De nombreux hommes vêtus de noir, certains le visage partiellement couvert, se sont joints à la marche. Christian Petiteau, âgé de 70 ans, venu de la région voisine de l’Isère, a déclaré que Quentin Deranque avait été «lâchement assassiné» et qu’il était venu rendre hommage à sa mémoire.

L’extrême gauche dans le collimateur

Les opposants à La France insoumise l’accusent d’attiser la violence et les tensions avec sa politique combative d’extrême gauche. Mélenchon a condamné la violence et insisté sur le fait que son parti n’était en rien responsable de cette tragédie.

Jean-Luc Mélenchon s’est présenté à la présidence en 2012, 2017 et 2022, mais il n’a pas réussi à se qualifier pour le second tour décisif. Il se prépare à se présenter à nouveau l’année prochaine, lorsque le deuxième et dernier mandat d’Emmanuel Macron prendra fin.

La France organise des élections municipales le mois prochain et les forces politiques de droite ont utilisé cet incident pour diaboliser La France insoumise. Le leader d’extrême droite du Rassemblement national, Jordan Bardella, a appelé à un front commun contre le parti de M. Mélenchon.

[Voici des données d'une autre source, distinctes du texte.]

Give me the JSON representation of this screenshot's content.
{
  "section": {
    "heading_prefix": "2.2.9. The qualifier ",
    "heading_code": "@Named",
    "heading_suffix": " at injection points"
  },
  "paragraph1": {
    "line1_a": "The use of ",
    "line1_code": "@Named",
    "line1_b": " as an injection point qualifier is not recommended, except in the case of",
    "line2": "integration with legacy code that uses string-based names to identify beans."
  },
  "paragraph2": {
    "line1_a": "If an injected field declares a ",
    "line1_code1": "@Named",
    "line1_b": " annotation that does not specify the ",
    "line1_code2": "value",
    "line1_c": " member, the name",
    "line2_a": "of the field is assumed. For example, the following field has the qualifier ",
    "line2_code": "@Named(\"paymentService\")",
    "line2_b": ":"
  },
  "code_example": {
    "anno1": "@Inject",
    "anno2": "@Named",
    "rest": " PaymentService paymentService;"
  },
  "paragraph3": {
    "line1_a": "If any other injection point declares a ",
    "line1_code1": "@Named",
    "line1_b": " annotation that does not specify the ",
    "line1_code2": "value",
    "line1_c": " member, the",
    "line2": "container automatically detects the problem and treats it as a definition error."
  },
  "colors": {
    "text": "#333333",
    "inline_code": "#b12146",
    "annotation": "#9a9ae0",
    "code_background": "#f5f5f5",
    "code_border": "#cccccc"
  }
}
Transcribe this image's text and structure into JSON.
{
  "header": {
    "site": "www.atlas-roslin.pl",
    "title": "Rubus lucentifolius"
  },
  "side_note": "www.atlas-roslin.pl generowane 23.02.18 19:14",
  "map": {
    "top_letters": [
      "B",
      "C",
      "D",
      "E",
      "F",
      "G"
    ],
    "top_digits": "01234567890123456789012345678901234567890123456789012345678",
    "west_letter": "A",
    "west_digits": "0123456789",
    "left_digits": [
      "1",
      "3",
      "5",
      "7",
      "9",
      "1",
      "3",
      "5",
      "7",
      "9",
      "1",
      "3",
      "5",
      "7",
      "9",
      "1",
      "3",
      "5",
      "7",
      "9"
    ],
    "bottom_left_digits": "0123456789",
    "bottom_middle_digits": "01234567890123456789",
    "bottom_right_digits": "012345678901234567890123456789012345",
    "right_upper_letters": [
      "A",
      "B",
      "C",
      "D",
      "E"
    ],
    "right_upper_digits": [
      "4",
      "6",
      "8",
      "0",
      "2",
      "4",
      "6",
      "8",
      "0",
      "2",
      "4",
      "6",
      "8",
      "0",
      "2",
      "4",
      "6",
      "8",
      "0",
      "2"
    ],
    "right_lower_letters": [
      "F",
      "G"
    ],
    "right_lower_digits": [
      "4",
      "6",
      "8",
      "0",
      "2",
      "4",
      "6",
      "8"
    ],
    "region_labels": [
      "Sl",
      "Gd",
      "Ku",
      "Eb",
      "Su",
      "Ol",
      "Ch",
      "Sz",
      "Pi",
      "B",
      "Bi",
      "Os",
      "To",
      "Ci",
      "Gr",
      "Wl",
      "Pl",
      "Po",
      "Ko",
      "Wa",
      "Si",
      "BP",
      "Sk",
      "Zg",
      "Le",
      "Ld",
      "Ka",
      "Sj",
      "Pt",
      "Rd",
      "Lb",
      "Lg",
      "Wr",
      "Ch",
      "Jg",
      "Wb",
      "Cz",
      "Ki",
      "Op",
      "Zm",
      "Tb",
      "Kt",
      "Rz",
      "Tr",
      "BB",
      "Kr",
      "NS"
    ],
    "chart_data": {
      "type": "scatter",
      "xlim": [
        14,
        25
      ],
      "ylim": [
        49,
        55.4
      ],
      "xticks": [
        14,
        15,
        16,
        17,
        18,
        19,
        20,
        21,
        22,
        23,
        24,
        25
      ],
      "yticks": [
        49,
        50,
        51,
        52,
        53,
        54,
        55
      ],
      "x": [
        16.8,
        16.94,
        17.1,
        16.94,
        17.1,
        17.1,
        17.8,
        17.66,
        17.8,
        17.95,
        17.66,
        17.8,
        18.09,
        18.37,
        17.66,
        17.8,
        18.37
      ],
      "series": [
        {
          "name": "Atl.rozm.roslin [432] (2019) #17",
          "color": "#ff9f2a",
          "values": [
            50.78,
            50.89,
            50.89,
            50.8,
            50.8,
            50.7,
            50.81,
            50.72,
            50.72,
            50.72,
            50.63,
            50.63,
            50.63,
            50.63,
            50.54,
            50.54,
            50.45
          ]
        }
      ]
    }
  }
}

Des critiques ont également été formulées par des personnalités de gauche, notamment l’ancien président français François Hollande. Il a déclaré que la gauche traditionnelle, y compris son Parti socialiste, ne devait pas s’allier à nouveau avec le parti de M. Mélenchon pour les prochaines élections, comme elle l’avait fait par le passé.